Disalurkan Kemana Uang Suap Yang Terlanjur Diterima?

Pendaftaran Mahad Bimbingan Islam

Disalurkan Kemana Uang Suap Yang Terlanjur Diterima?

Para pembaca Bimbinganislam.com yang memiliki akhlaq mulia berikut kami sajikan tanya jawab, serta pembahasan tentang Disalurkan Kemana Uang Suap Yang Terlanjur Diterima? selamat membaca.

Pertanyaan:

Bismillah, Assalamu’alaikum warahmatullahi wabarakatuh, Ustadz, adik saya seorang ASN. Setiap beberapa minggu sekali dia suka dapat uang tambahan dari atasannya (atasannya dapat dari orang lain), terkadang dia juga dapat hadiah dari mitra kerjanya dalam hal ini petani.

Apakah dana yang diterimanya termasuk harta Risywah ataukah harta halal? Jika Risywah, dan terlanjur menerima dan tidak bisa menolak pemberiannya, kemanakah harta tersebut harus disalurkan? Jazakallahu khairan, barakallahu fiik

Ditanyakan oleh Santri Mahad Bimbingan Islam


Jawaban:

Waalaikumsalam warahmatullah wabarokatuh

Uang risywah/suap adalah tindakan menawarkan, memberikan, menerima, atau meminta nilai dari suatu barang untuk mempengaruhi tindakan pegawai lembaga atau sejenisnya yang bertanggung jawab atas kebijakan umum atau peraturan hukum. (https://id.wikipedia.org/wiki/Penyuapan)

Sebagian ulama menjelaskan bahwa makna suap adalah:

“ مَا يُعْطَى لإِبْطَال حَقٍّ ، أَوْ لإِحْقَاقِ بَاطِلٍ

“Sesuatu yang diberikan untuk membatalkan kebenaran atau untuk menegakkan atau melakukan kebatilan (kepalsuan; kezhaliman)”.
(al-Mausû’ah al-Fiqhiyyah al-Kuwaitiyah, 22/219]

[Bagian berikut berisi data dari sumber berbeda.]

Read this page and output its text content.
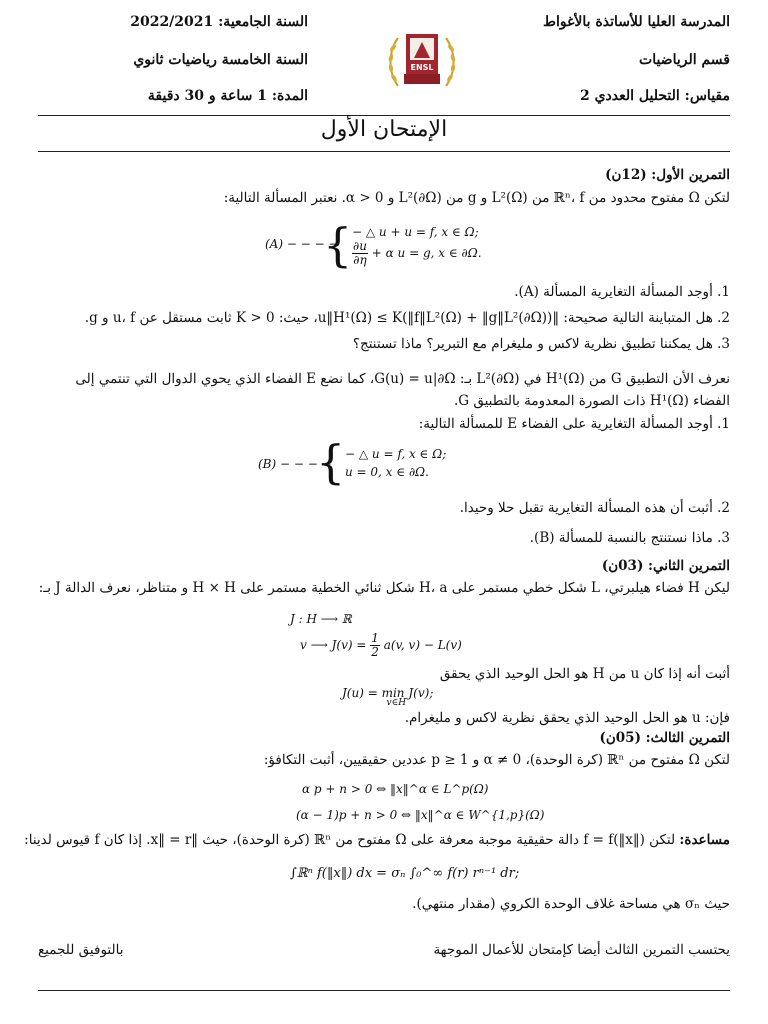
المدرسة العليا للأساتذة بالأغواط
قسم الرياضيات
مقياس: التحليل العددي 2
السنة الجامعية: 2022/2021
السنة الخامسة رياضيات ثانوي
المدة: 1 ساعة و 30 دقيقة
ENSL
الإمتحان الأول
التمرين الأول: (12ن)
لتكن Ω مفتوح محدود من ℝⁿ، f من L²(Ω) و g من L²(∂Ω) و α > 0. نعتبر المسألة التالية:
(A) − − − −
{ − △ u + u = f, x ∈ Ω;
$\frac{\partial u}{\partial\eta} + \alpha$ u = g, x ∈ ∂Ω.
1. أوجد المسألة التغايرية المسألة (A).
2. هل المتباينة التالية صحيحة: ‖u‖H¹(Ω) ≤ K(‖f‖L²(Ω) + ‖g‖L²(∂Ω))، حيث: K > 0 ثابت مستقل عن u، f و g.
3. هل يمكننا تطبيق نظرية لاكس و مليغرام مع التبرير؟ ماذا تستنتج؟
نعرف الأن التطبيق G من H¹(Ω) في L²(∂Ω) بـ: G(u) = u|∂Ω، كما نضع E الفضاء الذي يحوي الدوال التي تنتمي إلى الفضاء H¹(Ω) ذات الصورة المعدومة بالتطبيق G.
1. أوجد المسألة التغايرية على الفضاء E للمسألة التالية:
(B) − − − −
{ − △ u = f, x ∈ Ω;
u = 0, x ∈ ∂Ω.
2. أثبت أن هذه المسألة التغايرية تقبل حلا وحيدا.
3. ماذا نستنتج بالنسبة للمسألة (B).
التمرين الثاني: (03ن)
ليكن H فضاء هيلبرتي، L شكل خطي مستمر على H، a شكل ثنائي الخطية مستمر على H × H و متناظر، نعرف الدالة J بـ:
J : H ⟶ ℝ
v ⟶ $J(v) = \frac{1}{2} a(v$, v) − L(v)
أثبت أنه إذا كان u من H هو الحل الوحيد الذي يحقق
J(u) = min
v∈H
J(v);
فإن: u هو الحل الوحيد الذي يحقق نظرية لاكس و مليغرام.
التمرين الثالث: (05ن)
لتكن Ω مفتوح من ℝⁿ (كرة الوحدة)، α ≠ 0 و p ≥ 1 عددين حقيقيين، أثبت التكافؤ:
α p + n > 0 ⇔ ‖x‖^α ∈ L^p(Ω)
(α − 1)p + n > 0 ⇔ ‖x‖^α ∈ W^{1,p}(Ω)
مساعدة: لتكن f = f(‖x‖) دالة حقيقية موجبة معرفة على Ω مفتوح من ℝⁿ (كرة الوحدة)، حيث ‖x‖ = r. إذا كان f قيوس لدينا:
∫ℝⁿ f(‖x‖) dx = σₙ ∫₀^∞ f(r) rⁿ⁻¹ dr;
حيث σₙ هي مساحة غلاف الوحدة الكروي (مقدار منتهي).
يحتسب التمرين الثالث أيضا كإمتحان للأعمال الموجهة
بالتوفيق للجميع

Menyuap hukumnya dosa besar sehingga Rasulullah shallallahu alaihi wasallam memberitahukan hukum laknat Allah kepada mereka, sebagaimana hadist berikut:

عَنْ عَبْدِ اللَّهِ بْنِ عَمْرٍو قَالَ قَالَ رَسُولُ اللَّهِ صَلَّى اللَّهُ عَلَيْهِ وَسَلَّمَ لَعْنَةُ اللَّهِ عَلَى الرَّاشِي وَالْمُرْتَشِي

Dari Abdullah bin ‘Amr, dia berkata: Rasulullah shallallahu alaihi wasallam bersabda, “Laknat Allâh kepada pemberi suap dan penerima suap”. (Hadits Shahih, HR.Ahmad, no. 6984; Ibnu Majah, no. 2313.]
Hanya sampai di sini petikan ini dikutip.